Amid the squeeze, the U.S. government is racing to fortify its domestic rare-earth supply, recently committing more than $1.6 billion to a single firm’s mining efforts. Florida is uniquely positioned to capitalize on the boom.
The state boasts high concentrations of heavy rare-earth elements, formed along its coast through millions of years of marine deposition. “Heavy” rare-earths are significantly scarcer than their “light” counterparts and harder to extract. Because of their utility in magnets for electric vehicles and renewable energy technologies, they’re also more commercially valuable.
Much of Florida’s rare-earth elements lie in Bone Valley, spanning Polk and surrounding counties, where phosphate deposits are mined for fertilizer.
Researchers at Florida Polytechnic University, in partnership with phosphate mining company The Mosaic Co., have proposed constructing a rare-earth processing plant on mining lands. But the plan is not yet economically feasible, and the extraction technology is still in the pilot stage.
For now, “urban mining” — the process of recovering raw materials from waste — may help Florida achieve its rare-earth ambitions on a smaller scale. Building a mine can take more than a decade, while dismantling an iPhone can take seconds.
Urban Mining PBC, a Florida-based public-benefit corporation, focuses on secure IT asset management, including data destruction. The company, which has locations in Jacksonville and Lauderdale Lakes, also recovers precious metals and rare earth elements from printed circuit boards and other devices.
Extracting value from increasingly sleek devices is far from simple. Modern electronics are complex machines, with small, tightly packed components. Removing the tiny deposits of valuable materials from them is a painstaking, labor-intensive process.
After disassembly, the key challenge is separation, as rare-earth elements are closely spaced on the periodic table, said David Reed, a senior scientist at Idaho National Laboratory who leads efforts in critical materials recycling and recovery.
“Their chemical structure is so similar that it’s very challenging to separate one element from the next, from the next, from the next,” Reed said.
Traditional extraction relies heavily on harsh chemicals, which, when leached, can be dangerous.

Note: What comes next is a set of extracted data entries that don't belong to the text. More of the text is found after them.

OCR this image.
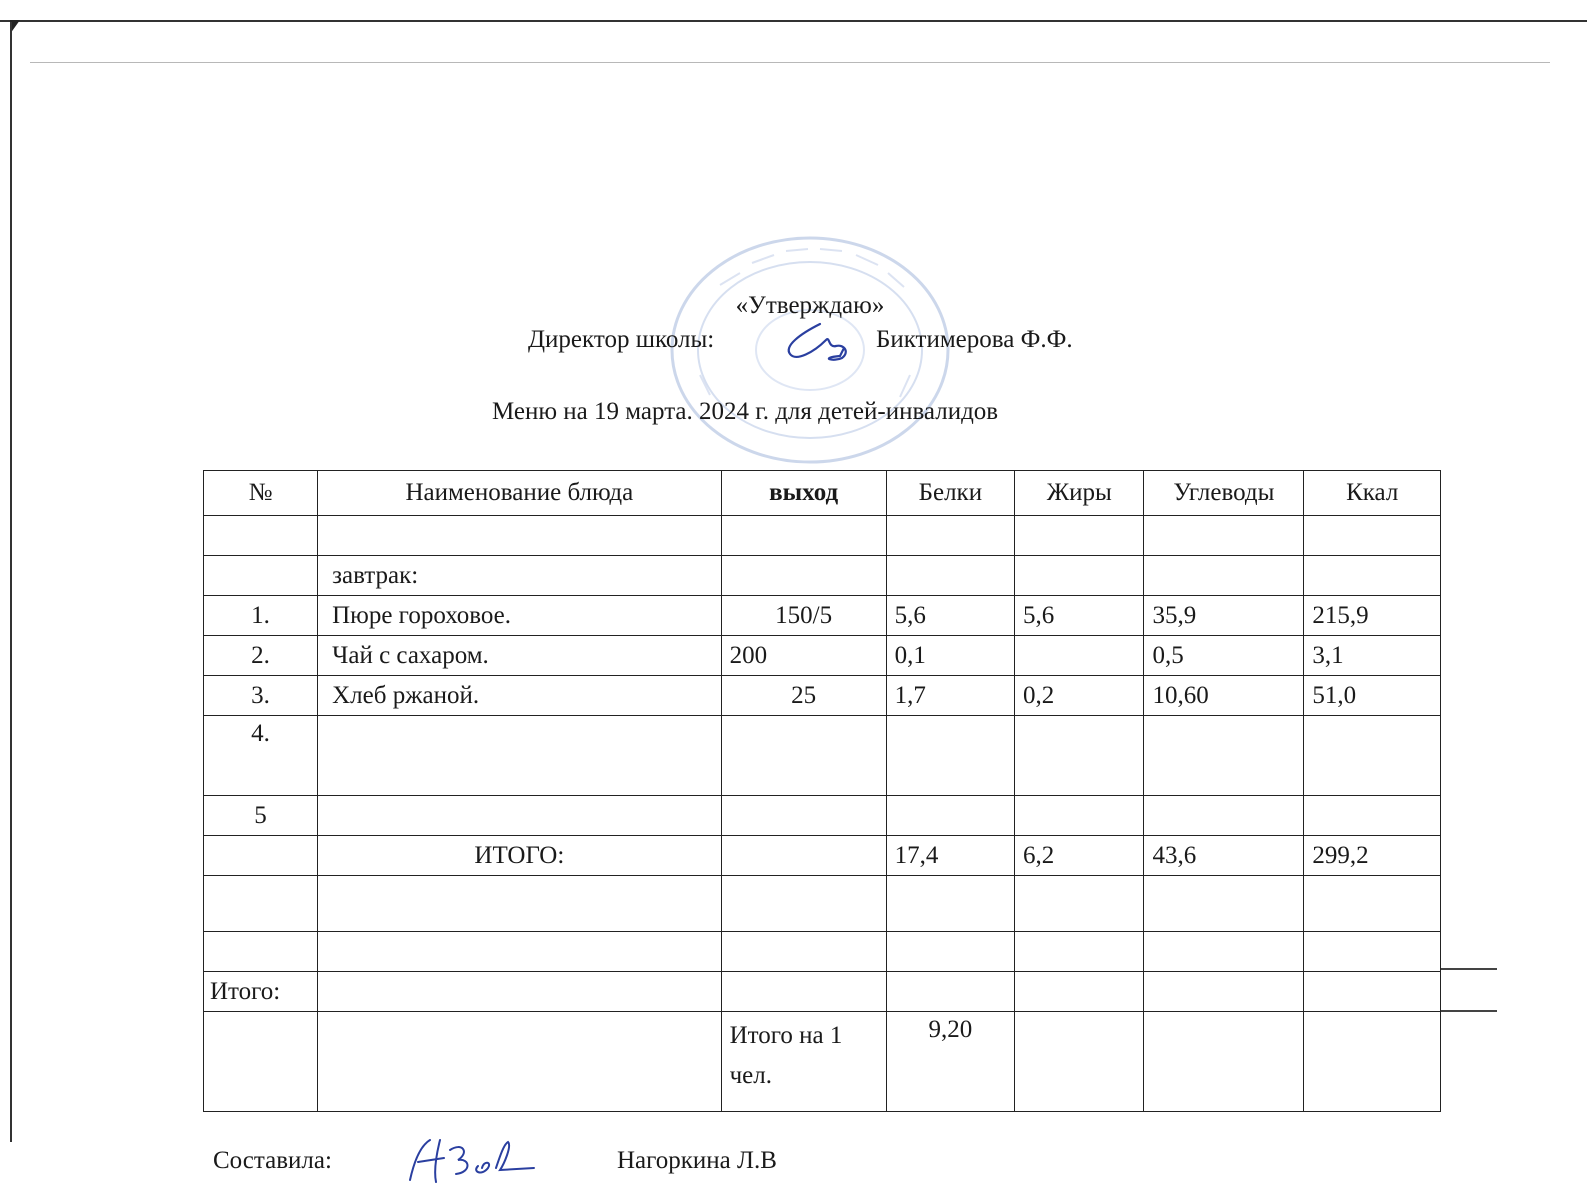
«Утверждаю»
Директор школы:	Биктимерова Ф.Ф.
Меню на 19 марта. 2024 г. для детей-инвалидов
№	Наименование блюда	выход	Белки	Жиры	Углеводы	Ккал

	завтрак:					
1.	Пюре гороховое.	150/5	5,6	5,6	35,9	215,9
2.	Чай с сахаром.	200	0,1		0,5	3,1
3.	Хлеб ржаной.	25	1,7	0,2	10,60	51,0
4.						
5						
	ИТОГО:		17,4	6,2	43,6	299,2

Итого:						
		Итого на 1 чел.	9,20			
Составила:	Нагоркина Л.В
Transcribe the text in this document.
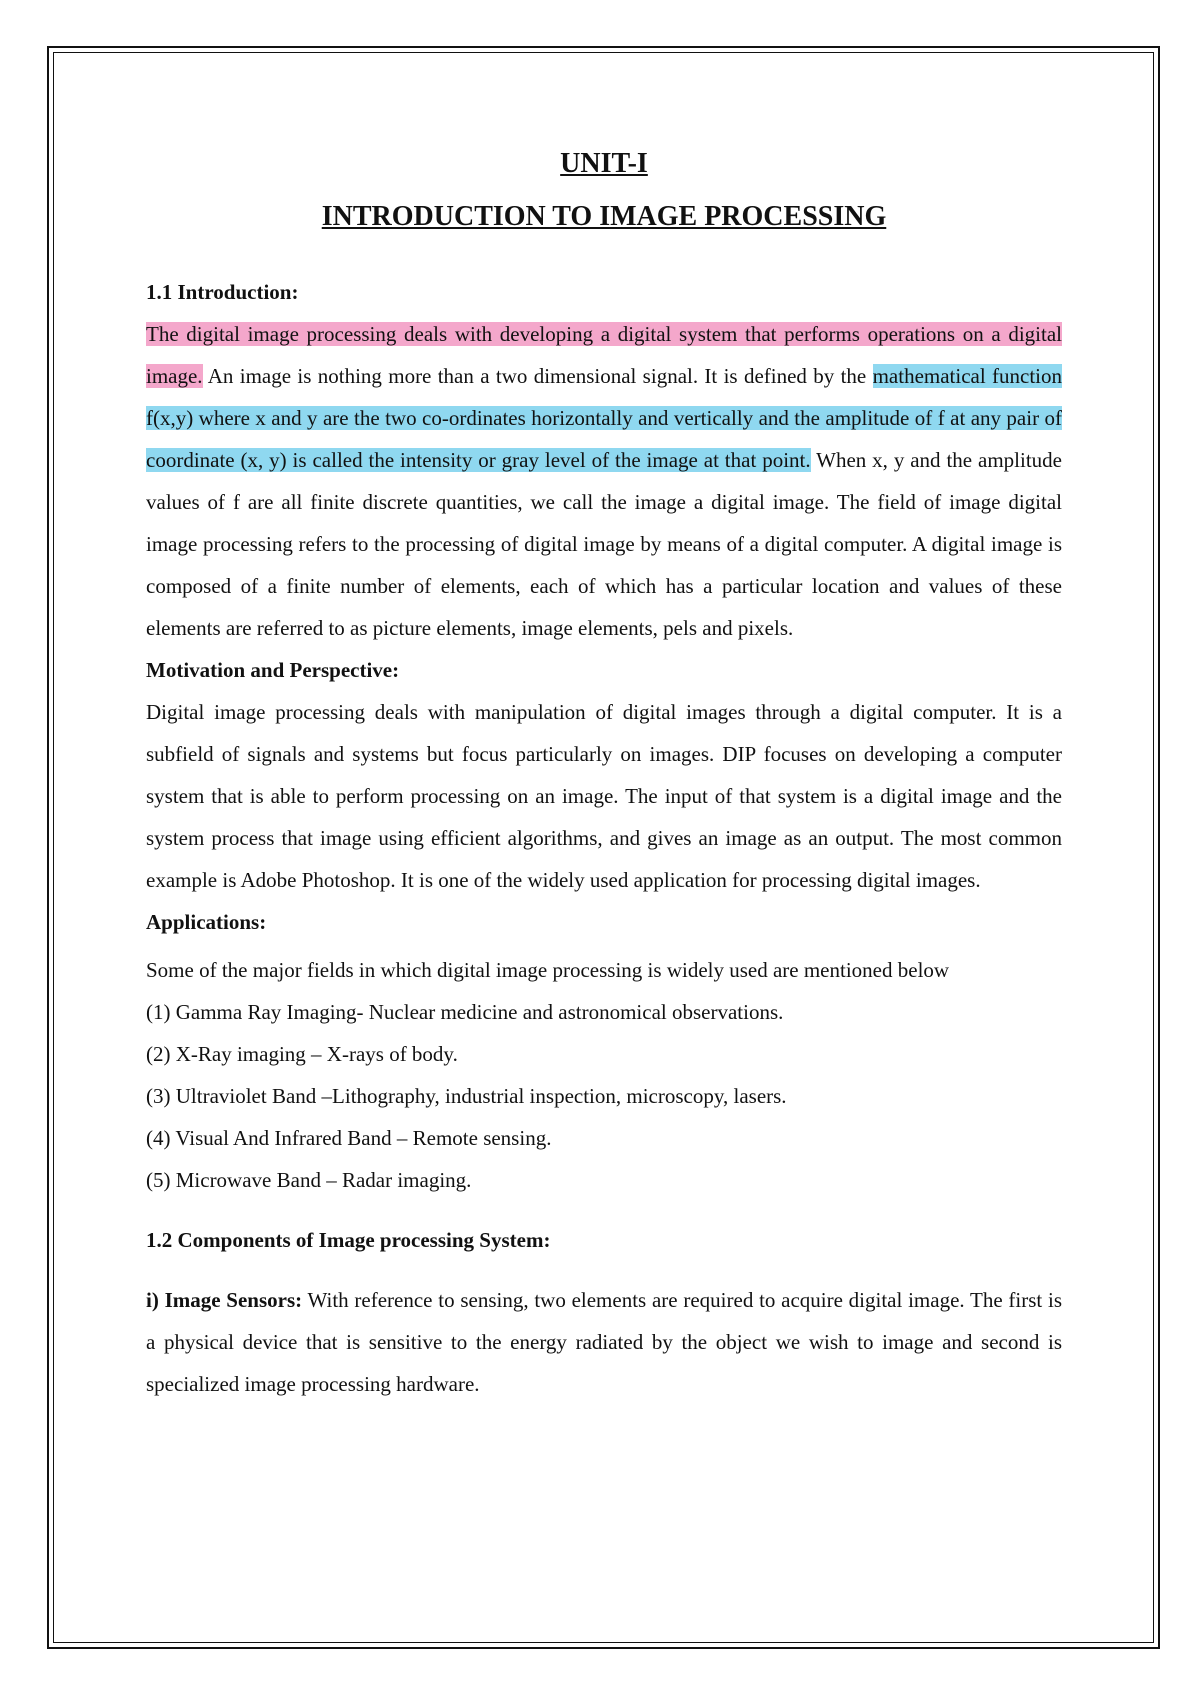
UNIT-I
INTRODUCTION TO IMAGE PROCESSING

1.1 Introduction:

The digital image processing deals with developing a digital system that performs operations on a digital image. An image is nothing more than a two dimensional signal. It is defined by the mathematical function f(x,y) where x and y are the two co-ordinates horizontally and vertically and the amplitude of f at any pair of coordinate (x, y) is called the intensity or gray level of the image at that point. When x, y and the amplitude values of f are all finite discrete quantities, we call the image a digital image. The field of image digital image processing refers to the processing of digital image by means of a digital computer. A digital image is composed of a finite number of elements, each of which has a particular location and values of these elements are referred to as picture elements, image elements, pels and pixels.

Motivation and Perspective:

Digital image processing deals with manipulation of digital images through a digital computer. It is a subfield of signals and systems but focus particularly on images. DIP focuses on developing a computer system that is able to perform processing on an image. The input of that system is a digital image and the system process that image using efficient algorithms, and gives an image as an output. The most common example is Adobe Photoshop. It is one of the widely used application for processing digital images.

Applications:

Some of the major fields in which digital image processing is widely used are mentioned below

(1) Gamma Ray Imaging- Nuclear medicine and astronomical observations.

(2) X-Ray imaging – X-rays of body.

(3) Ultraviolet Band –Lithography, industrial inspection, microscopy, lasers.

(4) Visual And Infrared Band – Remote sensing.

(5) Microwave Band – Radar imaging.

1.2 Components of Image processing System:

i) Image Sensors: With reference to sensing, two elements are required to acquire digital image. The first is a physical device that is sensitive to the energy radiated by the object we wish to image and second is specialized image processing hardware.
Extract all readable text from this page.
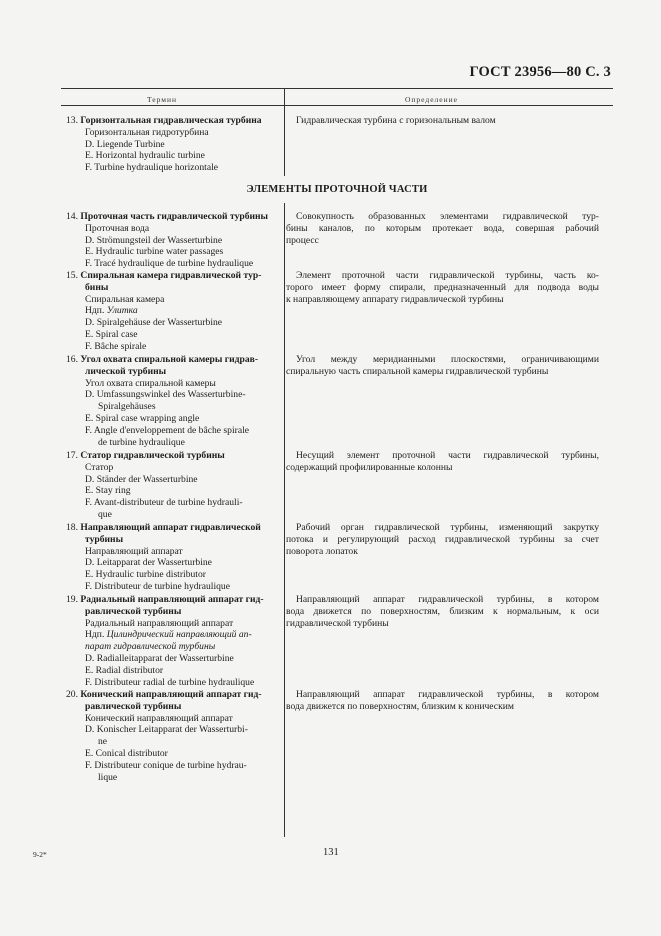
ГОСТ 23956—80 С. 3
Термин	Определение
ЭЛЕМЕНТЫ ПРОТОЧНОЙ ЧАСТИ
13. Горизонтальная гидравлическая турбина
Горизонтальная гидротурбина
D. Liegende Turbine
E. Horizontal hydraulic turbine
F. Turbine hydraulique horizontale
Гидравлическая турбина с горизональным валом
14. Проточная часть гидравлической турбины
Проточная вода
D. Strömungsteil der Wasserturbine
E. Hydraulic turbine water passages
F. Tracé hydraulique de turbine hydraulique
Совокупность образованных элементами гидравлической тур-
бины каналов, по которым протекает вода, совершая рабочий
процесс
15. Спиральная камера гидравлической тур-
бины
Спиральная камера
Ндп. Улитка
D. Spiralgehäuse der Wasserturbine
E. Spiral case
F. Bâche spirale
Элемент проточной части гидравлической турбины, часть ко-
торого имеет форму спирали, предназначенный для подвода воды
к направляющему аппарату гидравлической турбины
16. Угол охвата спиральной камеры гидрав-
лической турбины
Угол охвата спиральной камеры
D. Umfassungswinkel des Wasserturbine-
Spiralgehäuses
E. Spiral case wrapping angle
F. Angle d'enveloppement de bâche spirale
de turbine hydraulique
Угол между меридианными плоскостями, ограничивающими
спиральную часть спиральной камеры гидравлической турбины
17. Статор гидравлической турбины
Статор
D. Ständer der Wasserturbine
E. Stay ring
F. Avant-distributeur de turbine hydrauli-
que
Несущий элемент проточной части гидравлической турбины,
содержащий профилированные колонны
18. Направляющий аппарат гидравлической
турбины
Направляющий аппарат
D. Leitapparat der Wasserturbine
E. Hydraulic turbine distributor
F. Distributeur de turbine hydraulique
Рабочий орган гидравлической турбины, изменяющий закрутку
потока и регулирующий расход гидравлической турбины за счет
поворота лопаток
19. Радиальный направляющий аппарат гид-
равлической турбины
Радиальный направляющий аппарат
Ндп. Цилиндрический направляющий ап-
парат гидравлической турбины
D. Radialleitapparat der Wasserturbine
E. Radial distributor
F. Distributeur radial de turbine hydraulique
Направляющий аппарат гидравлической турбины, в котором
вода движется по поверхностям, близким к нормальным, к оси
гидравлической турбины
20. Конический направляющий аппарат гид-
равлической турбины
Конический направляющий аппарат
D. Konischer Leitapparat der Wasserturbi-
ne
E. Conical distributor
F. Distributeur conique de turbine hydrau-
lique
Направляющий аппарат гидравлической турбины, в котором
вода движется по поверхностям, близким к коническим
9-2*	131
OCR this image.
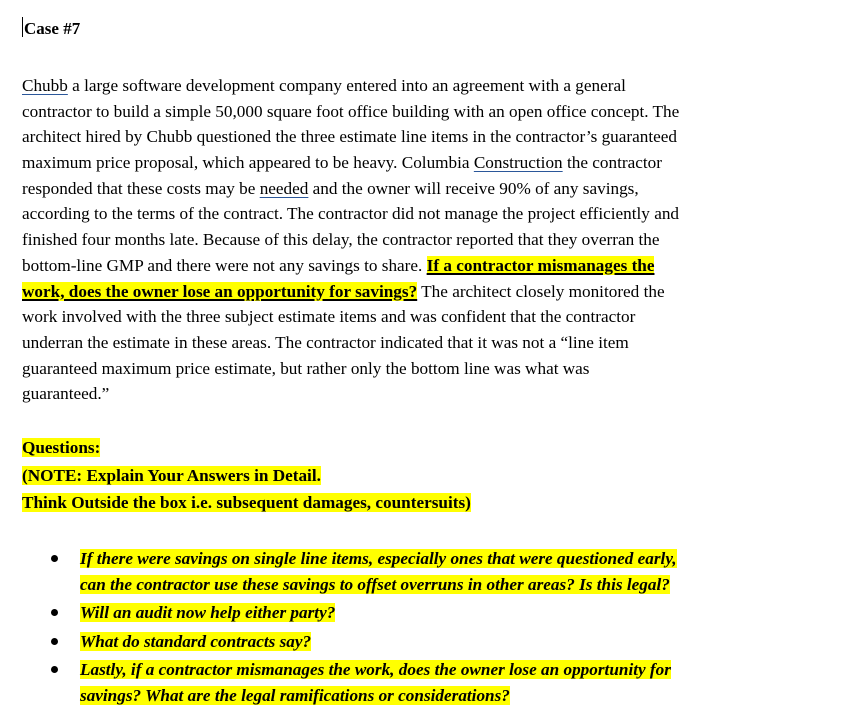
Case #7
Chubb a large software development company entered into an agreement with a general
contractor to build a simple 50,000 square foot office building with an open office concept. The
architect hired by Chubb questioned the three estimate line items in the contractor’s guaranteed
maximum price proposal, which appeared to be heavy. Columbia Construction the contractor
responded that these costs may be needed and the owner will receive 90% of any savings,
according to the terms of the contract. The contractor did not manage the project efficiently and
finished four months late. Because of this delay, the contractor reported that they overran the
bottom-line GMP and there were not any savings to share. If a contractor mismanages the
work, does the owner lose an opportunity for savings? The architect closely monitored the
work involved with the three subject estimate items and was confident that the contractor
underran the estimate in these areas. The contractor indicated that it was not a “line item
guaranteed maximum price estimate, but rather only the bottom line was what was
guaranteed.”
Questions:
(NOTE: Explain Your Answers in Detail.
Think Outside the box i.e. subsequent damages, countersuits)
If there were savings on single line items, especially ones that were questioned early,
can the contractor use these savings to offset overruns in other areas? Is this legal?
Will an audit now help either party?
What do standard contracts say?
Lastly, if a contractor mismanages the work, does the owner lose an opportunity for
savings? What are the legal ramifications or considerations?
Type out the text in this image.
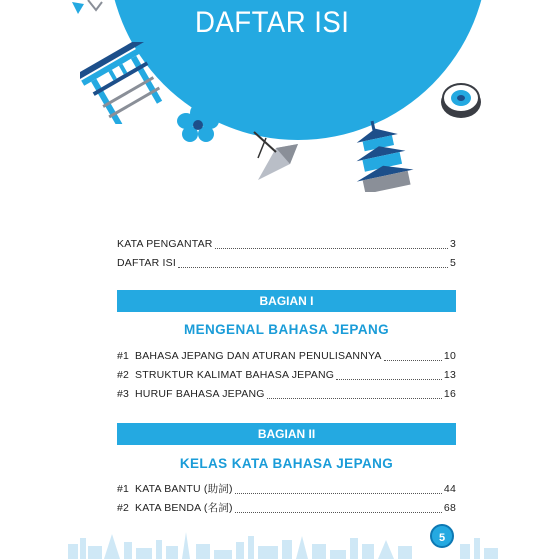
DAFTAR ISI
KATA PENGANTAR	3
DAFTAR ISI	5
BAGIAN I
MENGENAL BAHASA JEPANG
#1 BAHASA JEPANG DAN ATURAN PENULISANNYA	10
#2 STRUKTUR KALIMAT BAHASA JEPANG	13
#3 HURUF BAHASA JEPANG	16
BAGIAN II
KELAS KATA BAHASA JEPANG
#1 KATA BANTU (助詞)	44
#2 KATA BENDA (名詞)	68
5
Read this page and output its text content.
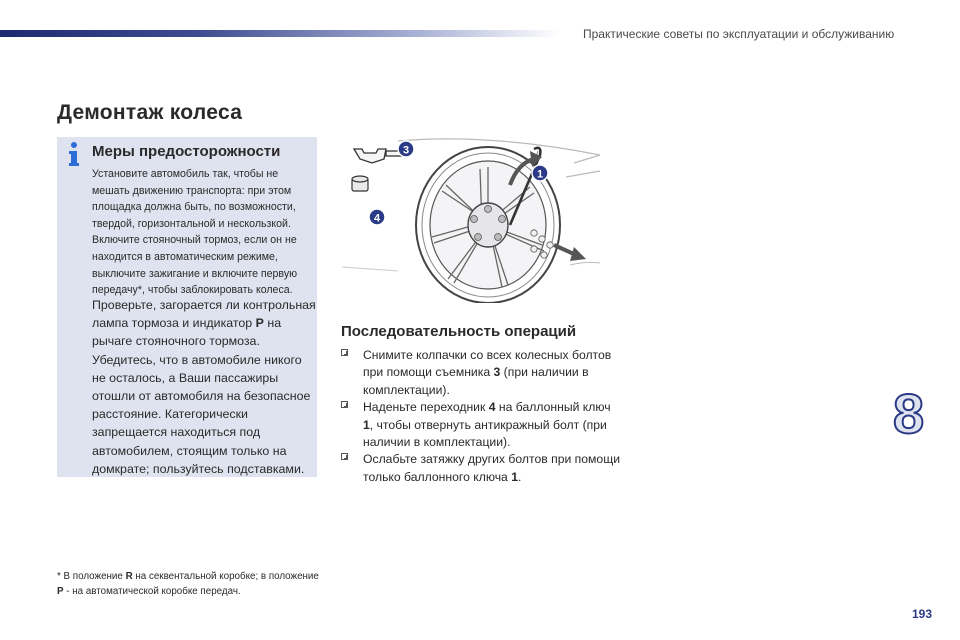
Практические советы по эксплуатации и обслуживанию
Демонтаж колеса
Меры предосторожности
Установите автомобиль так, чтобы не мешать движению транспорта: при этом площадка должна быть, по возможности, твердой, горизонтальной и нескользкой. Включите стояночный тормоз, если он не находится в автоматическим режиме, выключите зажигание и включите первую передачу*, чтобы заблокировать колеса.
Проверьте, загорается ли контрольная лампа тормоза и индикатор P на рычаге стояночного тормоза. Убедитесь, что в автомобиле никого не осталось, а Ваши пассажиры отошли от автомобиля на безопасное расстояние. Категорически запрещается находиться под автомобилем, стоящим только на домкрате; пользуйтесь подставками.
1
3
4
Последовательность операций
Снимите колпачки со всех колесных болтов при помощи съемника 3 (при наличии в комплектации).
Наденьте переходник 4 на баллонный ключ 1, чтобы отвернуть антикражный болт (при наличии в комплектации).
Ослабьте затяжку других болтов при помощи только баллонного ключа 1.
8
* В положение R на секвентальной коробке; в положение P - на автоматической коробке передач.
193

The problems are bound to multiply as more, increasingly complex gadgets enter the waste stream, said Debra Reinhart, a UCF professor emerita associated with the university’s waste-contamination detection project.
But there’s also plenty of opportunity buried in tangles of cords and piles of flat-screens, she said — if Florida and other states decide to seize it.
“It’s an infrastructure thing,” Reinhart said. “When it becomes more economical to recover materials, then a more solid business infrastructure will build around that.”